We describe the genome of the western painted turtle, Chrysemys picta bellii, one of the most widespread, abundant, and well-studied turtles. We place the genome into a comparative evolutionary context, and focus on genomic features associated with tooth loss, immune function, longevity, sex differentiation and determination, and the species' physiological capacities to withstand extreme anoxia and tissue freezing.Our phylogenetic analyses confirm that turtles are the sister group to living archosaurs, and demonstrate an extraordinarily slow rate of sequence evolution in the painted turtle.

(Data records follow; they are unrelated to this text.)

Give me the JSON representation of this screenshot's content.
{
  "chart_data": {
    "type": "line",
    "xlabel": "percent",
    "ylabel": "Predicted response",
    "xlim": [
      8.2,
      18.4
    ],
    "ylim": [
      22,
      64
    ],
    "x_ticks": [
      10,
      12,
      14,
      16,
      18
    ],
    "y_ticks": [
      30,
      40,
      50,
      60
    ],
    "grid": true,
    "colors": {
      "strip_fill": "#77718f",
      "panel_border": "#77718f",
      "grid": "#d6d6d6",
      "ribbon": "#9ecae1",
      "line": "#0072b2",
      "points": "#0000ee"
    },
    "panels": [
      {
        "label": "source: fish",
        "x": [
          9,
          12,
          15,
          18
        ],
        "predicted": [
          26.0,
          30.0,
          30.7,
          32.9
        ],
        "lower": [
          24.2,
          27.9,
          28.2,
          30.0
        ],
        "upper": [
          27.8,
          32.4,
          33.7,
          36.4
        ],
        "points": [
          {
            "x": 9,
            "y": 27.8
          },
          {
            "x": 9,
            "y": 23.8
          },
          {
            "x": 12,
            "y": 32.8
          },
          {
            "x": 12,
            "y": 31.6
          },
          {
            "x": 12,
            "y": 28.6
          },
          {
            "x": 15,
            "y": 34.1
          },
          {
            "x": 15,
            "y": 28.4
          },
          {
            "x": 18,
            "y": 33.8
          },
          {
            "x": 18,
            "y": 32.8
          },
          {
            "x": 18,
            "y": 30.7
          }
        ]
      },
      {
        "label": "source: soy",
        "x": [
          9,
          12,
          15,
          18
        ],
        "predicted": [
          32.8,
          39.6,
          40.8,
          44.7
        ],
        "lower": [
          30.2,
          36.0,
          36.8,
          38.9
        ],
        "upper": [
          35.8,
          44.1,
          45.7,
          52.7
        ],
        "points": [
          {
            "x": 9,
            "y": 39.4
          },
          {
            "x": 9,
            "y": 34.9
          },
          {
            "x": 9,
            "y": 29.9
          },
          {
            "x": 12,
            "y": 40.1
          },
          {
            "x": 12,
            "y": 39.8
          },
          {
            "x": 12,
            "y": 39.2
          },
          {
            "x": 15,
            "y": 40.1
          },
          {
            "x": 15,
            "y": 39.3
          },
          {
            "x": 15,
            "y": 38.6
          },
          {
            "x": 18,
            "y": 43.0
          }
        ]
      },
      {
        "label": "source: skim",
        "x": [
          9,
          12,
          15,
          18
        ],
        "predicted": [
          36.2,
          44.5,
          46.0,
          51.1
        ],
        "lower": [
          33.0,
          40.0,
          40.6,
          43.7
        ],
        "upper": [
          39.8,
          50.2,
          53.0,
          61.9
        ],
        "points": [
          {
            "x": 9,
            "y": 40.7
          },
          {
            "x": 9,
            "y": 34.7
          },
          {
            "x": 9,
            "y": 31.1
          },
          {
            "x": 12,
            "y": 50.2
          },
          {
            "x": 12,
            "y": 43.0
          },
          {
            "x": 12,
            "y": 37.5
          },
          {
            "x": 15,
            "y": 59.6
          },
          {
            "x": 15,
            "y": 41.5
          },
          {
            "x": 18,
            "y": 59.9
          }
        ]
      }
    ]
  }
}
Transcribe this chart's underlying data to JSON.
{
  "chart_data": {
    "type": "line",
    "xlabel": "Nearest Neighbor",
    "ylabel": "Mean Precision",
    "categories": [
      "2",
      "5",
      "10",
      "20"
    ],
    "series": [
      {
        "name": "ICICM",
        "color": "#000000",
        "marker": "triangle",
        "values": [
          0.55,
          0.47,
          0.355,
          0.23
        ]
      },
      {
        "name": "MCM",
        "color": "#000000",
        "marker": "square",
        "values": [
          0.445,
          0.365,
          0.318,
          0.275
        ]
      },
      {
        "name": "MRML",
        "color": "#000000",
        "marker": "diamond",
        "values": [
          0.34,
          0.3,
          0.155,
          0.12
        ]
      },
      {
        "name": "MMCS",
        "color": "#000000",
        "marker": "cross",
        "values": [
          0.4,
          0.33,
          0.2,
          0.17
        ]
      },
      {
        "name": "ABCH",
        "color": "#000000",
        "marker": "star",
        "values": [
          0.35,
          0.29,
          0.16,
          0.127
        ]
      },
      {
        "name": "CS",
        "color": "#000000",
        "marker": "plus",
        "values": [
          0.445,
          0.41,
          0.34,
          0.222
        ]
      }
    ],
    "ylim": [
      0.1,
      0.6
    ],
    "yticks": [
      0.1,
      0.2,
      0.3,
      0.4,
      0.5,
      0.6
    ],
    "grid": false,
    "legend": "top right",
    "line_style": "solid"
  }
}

The ability of the painted turtle to withstand complete anoxia and partial freezing appears to be associated with common vertebrate gene networks, and we identify candidate genes for future functional analyses. Tooth loss shares a common pattern of pseudogenization and degradation of tooth-specific genes with birds, although the rate of accumulation of mutations is much slower in the painted turtle. Genes associated with sex differentiation generally reflect phylogeny rather than convergence in sex determination functionality. Among gene families that demonstrate exceptional expansions or show signatures of strong natural selection, immune function and musculoskeletal patterning genes are consistently over-represented.Our comparative genomic analyses indicate that common vertebrate regulatory networks, some of which have analogs in human diseases, are often involved in the western painted turtle's extraordinary physiological capacities. As these regulatory pathways are analyzed at the functional level, the painted turtle may offer important insights into the management of a number of human health disorders.